Did you know April is Stress Awareness Month? It also happens that yesterday was National Walking Day and tomorrow (5th April) is Walk to Work Day. Walk to Work Day aims to highlight how adding a little more time to your morning routine can lead to a more efficient life overall. We’re the generation of sedentary lifestyles. We drive/get the bus to work, sit in front of a screen all day, and then drive/get the bus home where we sit in front of a screen for the rest of the evening. The benefits of walking are endless. Not only does it reduce your carbon footprint and aid your physical health, but it also helps reduce stress and improve your mental health.
The benefits of walking to fight stress
It’s common knowledge that exercising improves your mood, but what a lot of people don’t realise is that you don’t need to bust a gut and be dripping in sweat to reap those benefits.
The benefits of walking are endless, and in honour of Stress Awareness Month and Walk to Work Day, I’ve compiled a list of ways you can walk off your stress. Whether it’s a slow stroll with friends or a brisk power-walk around the block, making walking a part of your daily routine can reduce tension and promote feelings of calm.
1. It gives you the chance to get out of your own head
Most of the time when we’re stress, our minds have a tendency to over-think the things that cause us to be stressed. Getting up and taking a walk allows you to observe the environment around you and find distractions. If a walk among the trees doesn’t strike you as inviting, then theres always a shopping centre or city streets to occupy your mind.
2. Being outside reduces your stress levels
I mentioned the trees. Spending time among nature has been linked to stress reduction and a number of studies have confirmed this. One study found that people’s stress levels were directly related to the amount of green space around them; those surrounded by more greenery were found to be less stressed. The benefits of walking through nature also improve your memory and attention span so if you ever find yourself in a stress spiral or stuck in a rut, then grab your walking shoes and become one with nature.

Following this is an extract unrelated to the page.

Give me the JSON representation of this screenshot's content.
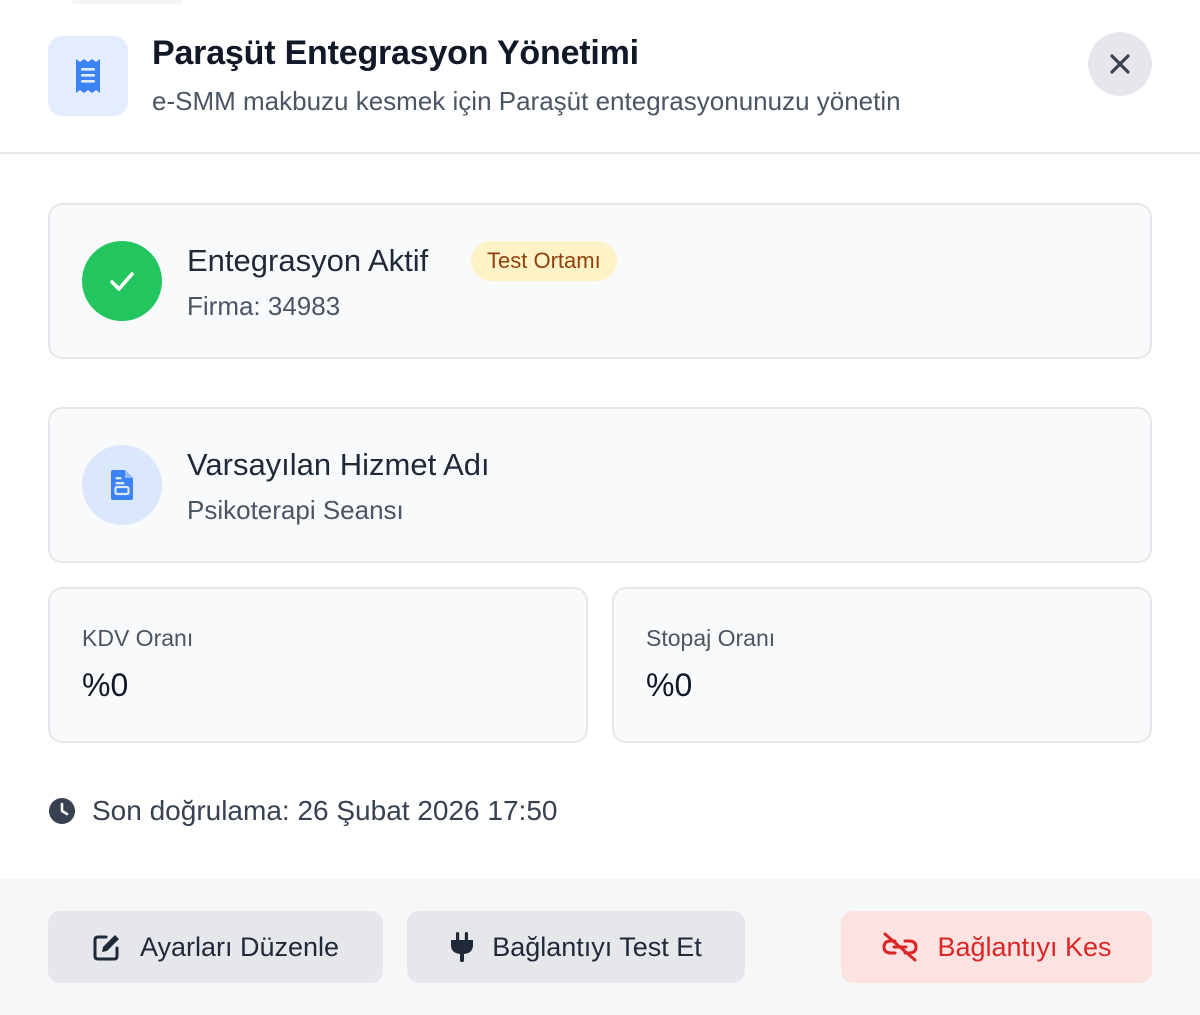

When you exercise, your body releases chemicals called endorphins. These endorphins trigger a positive feeling in the body as well as reducing stress hormones and alleviate mild depression. Endorphins also get released during a brisk-walk, hence contributing to lowering your stress levels.
4. Walking boosts energy and reduces fatigue
If there’s one thing that’s surprising in this world, it’s that sitting at a desk all day is exhausting. As the week goes on your energy levels diminish and you’re beyond tired. According to a 2008 study, individuals with sedentary lifestyles experienced a significant boost in energy (20 percent) and a 65 percent reduction in fatigue after following exercise programs centered around walking. Taking regular 20-30 minute walks several times a week can alleviate stress and give your mind a boost.
5. Gives yourself a break
Sometimes we need to put a physical and mental distance from the environment that may be causing us stress. Let’s say you’re at work and everything is going wrong and you feel like you’re spiralling, a walk on your lunch break will work wonders. You’ll experience all the benefits mentioned above, and it will force you to actually take a break from your day, enabling you to go back and do what needs to be done.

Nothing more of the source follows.